SAM RAINSY: We have a lot of internal refugees ourselves.
SAMANTHA HAWLEY: Opposition party leader Sam Rainsy has his own view as to why the pending refugee deal has been kept so secret by the Cambodian government.
SAM RAINSY: This is like a state secret because it is a matter of money, of corruption so they don't want to expose how they are going to deal with it.
SAMANTHA HAWLEY: The Immigration Minister Scott Morrison has given few details away except to confirm refugees on Nauru will only be sent to Cambodia voluntarily and there'll be no limit on how many can go.
In Phnom Penh there's another sort of refugee too. Thirty-two year old Bunnath Tong was a Cambodian refugee who was taken to America when he was three, almost 30 years ago.
BUNNATH TONG: I was born in a refugee camp here. I'm not sure where exactly the refugee camp but I think it was near the border line with Thailand and I made some mistakes and it landed me here back in my country.
SAMANTHA HAWLEY: Those mistakes were drug crimes. He was deported from America two months ago. He has no family, no friends and no work in Cambodia and he sympathises with the refugees who will come.
BUNNATH TONG: I think it will be very hard for them, you know, not knowing the language, you know, our language here, you know, our language, not knowing English as well. It will be very difficult.
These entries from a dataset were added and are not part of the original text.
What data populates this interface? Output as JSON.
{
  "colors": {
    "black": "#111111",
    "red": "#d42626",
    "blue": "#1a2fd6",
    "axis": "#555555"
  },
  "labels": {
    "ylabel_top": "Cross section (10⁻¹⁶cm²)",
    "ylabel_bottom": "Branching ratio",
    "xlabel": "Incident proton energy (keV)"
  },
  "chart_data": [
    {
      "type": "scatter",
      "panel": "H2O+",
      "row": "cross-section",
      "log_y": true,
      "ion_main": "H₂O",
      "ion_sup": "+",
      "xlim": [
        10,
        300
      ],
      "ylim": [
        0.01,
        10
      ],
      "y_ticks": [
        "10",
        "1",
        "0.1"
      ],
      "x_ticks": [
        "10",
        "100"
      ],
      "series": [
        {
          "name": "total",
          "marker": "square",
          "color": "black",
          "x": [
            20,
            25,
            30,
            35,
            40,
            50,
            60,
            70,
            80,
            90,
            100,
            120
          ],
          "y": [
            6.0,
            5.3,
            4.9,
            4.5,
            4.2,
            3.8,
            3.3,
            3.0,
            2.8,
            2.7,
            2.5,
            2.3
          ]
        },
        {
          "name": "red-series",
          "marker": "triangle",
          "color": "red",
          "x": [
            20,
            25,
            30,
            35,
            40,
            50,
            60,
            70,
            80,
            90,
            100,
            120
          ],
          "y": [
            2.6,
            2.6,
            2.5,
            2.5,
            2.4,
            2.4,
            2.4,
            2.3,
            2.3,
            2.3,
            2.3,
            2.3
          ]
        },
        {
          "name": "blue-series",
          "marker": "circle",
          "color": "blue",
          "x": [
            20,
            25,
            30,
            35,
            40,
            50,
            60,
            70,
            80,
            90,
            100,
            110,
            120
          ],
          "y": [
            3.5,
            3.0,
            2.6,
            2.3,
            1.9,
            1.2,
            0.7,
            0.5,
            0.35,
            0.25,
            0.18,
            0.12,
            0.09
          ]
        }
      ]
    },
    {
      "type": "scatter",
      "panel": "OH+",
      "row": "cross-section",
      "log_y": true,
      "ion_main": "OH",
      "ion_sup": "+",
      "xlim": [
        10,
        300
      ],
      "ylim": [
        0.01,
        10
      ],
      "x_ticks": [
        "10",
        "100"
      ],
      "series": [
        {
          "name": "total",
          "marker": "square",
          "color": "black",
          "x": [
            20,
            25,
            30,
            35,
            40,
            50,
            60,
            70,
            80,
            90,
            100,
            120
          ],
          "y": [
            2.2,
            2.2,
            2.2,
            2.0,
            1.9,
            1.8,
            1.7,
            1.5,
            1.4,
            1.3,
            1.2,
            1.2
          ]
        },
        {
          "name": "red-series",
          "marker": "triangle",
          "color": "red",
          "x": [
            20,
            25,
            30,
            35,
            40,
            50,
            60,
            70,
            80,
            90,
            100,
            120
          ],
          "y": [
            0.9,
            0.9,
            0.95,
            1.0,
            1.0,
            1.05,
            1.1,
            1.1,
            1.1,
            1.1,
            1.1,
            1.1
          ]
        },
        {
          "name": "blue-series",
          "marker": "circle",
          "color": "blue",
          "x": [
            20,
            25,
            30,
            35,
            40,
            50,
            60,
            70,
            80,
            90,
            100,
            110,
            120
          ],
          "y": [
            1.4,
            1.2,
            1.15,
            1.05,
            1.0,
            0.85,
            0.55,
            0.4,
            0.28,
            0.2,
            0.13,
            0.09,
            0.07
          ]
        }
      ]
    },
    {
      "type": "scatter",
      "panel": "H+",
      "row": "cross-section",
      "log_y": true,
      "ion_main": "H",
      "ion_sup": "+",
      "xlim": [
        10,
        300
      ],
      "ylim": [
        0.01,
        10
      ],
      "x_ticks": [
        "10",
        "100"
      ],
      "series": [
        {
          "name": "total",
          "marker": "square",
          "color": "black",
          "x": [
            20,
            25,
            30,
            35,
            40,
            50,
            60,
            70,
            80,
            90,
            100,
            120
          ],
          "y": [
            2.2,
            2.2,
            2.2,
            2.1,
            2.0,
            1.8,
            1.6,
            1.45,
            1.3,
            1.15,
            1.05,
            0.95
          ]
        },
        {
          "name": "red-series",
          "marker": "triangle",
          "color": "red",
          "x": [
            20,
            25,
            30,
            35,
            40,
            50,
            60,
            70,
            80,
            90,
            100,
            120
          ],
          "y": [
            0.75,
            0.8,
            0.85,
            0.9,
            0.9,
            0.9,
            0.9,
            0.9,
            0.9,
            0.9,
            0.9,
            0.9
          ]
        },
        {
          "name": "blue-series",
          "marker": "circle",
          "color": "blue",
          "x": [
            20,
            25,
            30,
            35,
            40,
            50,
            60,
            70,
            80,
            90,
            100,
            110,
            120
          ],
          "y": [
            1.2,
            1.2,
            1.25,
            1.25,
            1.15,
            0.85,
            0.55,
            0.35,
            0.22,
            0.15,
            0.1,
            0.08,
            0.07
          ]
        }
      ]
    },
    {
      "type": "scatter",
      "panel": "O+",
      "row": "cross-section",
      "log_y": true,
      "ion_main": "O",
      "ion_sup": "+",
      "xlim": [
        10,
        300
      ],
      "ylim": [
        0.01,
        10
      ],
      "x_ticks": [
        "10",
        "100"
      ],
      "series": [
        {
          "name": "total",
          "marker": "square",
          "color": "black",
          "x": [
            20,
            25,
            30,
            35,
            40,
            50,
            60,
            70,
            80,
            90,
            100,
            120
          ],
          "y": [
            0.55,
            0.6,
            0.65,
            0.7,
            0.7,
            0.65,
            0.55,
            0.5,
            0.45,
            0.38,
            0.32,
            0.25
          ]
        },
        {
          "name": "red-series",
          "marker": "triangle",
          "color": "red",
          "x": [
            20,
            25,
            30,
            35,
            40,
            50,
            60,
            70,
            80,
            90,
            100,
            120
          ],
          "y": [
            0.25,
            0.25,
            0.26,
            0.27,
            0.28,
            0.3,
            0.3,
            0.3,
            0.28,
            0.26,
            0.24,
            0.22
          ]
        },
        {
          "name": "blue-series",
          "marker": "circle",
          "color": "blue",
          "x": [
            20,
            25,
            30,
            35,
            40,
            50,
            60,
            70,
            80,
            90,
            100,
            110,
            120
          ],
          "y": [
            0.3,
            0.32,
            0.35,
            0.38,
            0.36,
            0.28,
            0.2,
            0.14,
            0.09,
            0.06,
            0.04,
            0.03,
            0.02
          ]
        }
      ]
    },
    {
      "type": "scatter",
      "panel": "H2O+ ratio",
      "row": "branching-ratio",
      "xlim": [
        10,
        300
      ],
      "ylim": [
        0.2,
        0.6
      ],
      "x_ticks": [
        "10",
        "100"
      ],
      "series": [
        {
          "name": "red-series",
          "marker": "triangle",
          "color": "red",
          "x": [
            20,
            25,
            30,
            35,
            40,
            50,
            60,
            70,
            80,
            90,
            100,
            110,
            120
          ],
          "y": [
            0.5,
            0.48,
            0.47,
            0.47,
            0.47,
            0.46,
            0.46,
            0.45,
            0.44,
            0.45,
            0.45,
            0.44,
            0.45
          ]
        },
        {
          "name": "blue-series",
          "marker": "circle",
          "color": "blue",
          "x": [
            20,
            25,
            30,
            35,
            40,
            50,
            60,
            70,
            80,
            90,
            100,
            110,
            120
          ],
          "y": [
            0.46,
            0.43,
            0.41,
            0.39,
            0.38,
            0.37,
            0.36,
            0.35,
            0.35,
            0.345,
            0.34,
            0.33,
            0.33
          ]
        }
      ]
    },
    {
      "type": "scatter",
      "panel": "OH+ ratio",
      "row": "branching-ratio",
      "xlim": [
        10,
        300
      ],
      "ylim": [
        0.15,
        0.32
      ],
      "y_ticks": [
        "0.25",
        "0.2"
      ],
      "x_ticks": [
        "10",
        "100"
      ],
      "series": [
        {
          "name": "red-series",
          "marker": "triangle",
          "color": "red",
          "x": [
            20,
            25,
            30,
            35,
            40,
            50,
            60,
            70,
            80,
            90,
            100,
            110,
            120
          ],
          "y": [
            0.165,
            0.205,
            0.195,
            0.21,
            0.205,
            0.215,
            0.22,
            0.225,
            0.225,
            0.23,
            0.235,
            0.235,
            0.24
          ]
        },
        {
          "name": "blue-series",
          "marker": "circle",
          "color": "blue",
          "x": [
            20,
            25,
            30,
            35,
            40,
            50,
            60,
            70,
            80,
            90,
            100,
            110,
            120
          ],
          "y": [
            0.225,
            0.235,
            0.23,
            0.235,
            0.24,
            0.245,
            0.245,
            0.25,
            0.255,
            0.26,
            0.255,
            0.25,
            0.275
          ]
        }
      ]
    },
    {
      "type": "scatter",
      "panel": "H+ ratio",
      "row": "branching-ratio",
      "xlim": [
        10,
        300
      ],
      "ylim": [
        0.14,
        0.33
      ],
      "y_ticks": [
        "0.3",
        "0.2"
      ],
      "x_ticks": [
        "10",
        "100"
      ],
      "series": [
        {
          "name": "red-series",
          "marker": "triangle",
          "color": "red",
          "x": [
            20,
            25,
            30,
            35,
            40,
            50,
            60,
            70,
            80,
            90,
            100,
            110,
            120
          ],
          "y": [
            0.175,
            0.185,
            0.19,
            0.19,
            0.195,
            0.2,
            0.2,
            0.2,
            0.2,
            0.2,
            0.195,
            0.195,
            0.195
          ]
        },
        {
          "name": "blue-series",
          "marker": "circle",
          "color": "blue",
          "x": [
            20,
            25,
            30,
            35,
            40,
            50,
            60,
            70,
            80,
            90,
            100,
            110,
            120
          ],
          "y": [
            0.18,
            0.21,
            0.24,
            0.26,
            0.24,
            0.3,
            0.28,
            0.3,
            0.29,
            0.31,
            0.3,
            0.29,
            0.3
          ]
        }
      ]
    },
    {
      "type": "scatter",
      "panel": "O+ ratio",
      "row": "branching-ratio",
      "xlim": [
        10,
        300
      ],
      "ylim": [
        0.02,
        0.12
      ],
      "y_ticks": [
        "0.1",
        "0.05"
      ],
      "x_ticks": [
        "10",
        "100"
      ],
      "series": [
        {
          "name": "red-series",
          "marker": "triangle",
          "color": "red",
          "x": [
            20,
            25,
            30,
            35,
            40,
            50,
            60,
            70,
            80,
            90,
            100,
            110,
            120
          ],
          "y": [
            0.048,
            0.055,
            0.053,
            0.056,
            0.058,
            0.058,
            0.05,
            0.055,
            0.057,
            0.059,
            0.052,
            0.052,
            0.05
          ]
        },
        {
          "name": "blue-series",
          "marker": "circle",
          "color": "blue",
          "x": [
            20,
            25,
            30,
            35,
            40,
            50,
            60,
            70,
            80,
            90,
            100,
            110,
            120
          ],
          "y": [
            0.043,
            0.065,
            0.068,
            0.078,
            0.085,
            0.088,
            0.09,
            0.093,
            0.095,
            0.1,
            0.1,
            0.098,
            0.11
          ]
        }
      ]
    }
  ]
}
I believe they need tons of help.
SAMANTHA HAWLEY: Despite repeated attempts, no-one from the Cambodian government was available for comment.
This is Samantha Hawley in Phnom Penh reporting for AM.
Refugees in Nauru could be resettled in Cambodia by the end of the year following a controversial deal with Australia.
Immigration Minister Scott Morrison will visit Phnom Penh on Friday to sign a memorandum of understanding to allow refugees to resettle in the Asian country.
The offer is voluntary, only applies to people found to be refugees on Nauru and will be funded by the Australian government.
However, the government isn't ruling out extending the deal to refugees on Manus Island.
There's no cap on how many can take up the offer.
Mr Morrison hopes to have people resettled by the end of this year and is working to ensure the proper processes are in place.
Language training would be part of the resettlement package.
The agreement has been criticised by aid and human rights groups as inappropriate, immoral and likely illegal.
Cambodia has high poverty rates and high unemployment but Mr Morrison said he believed Australia should "give them a go".
"This is a country that is trying to get back on its feet," he told ABC radio.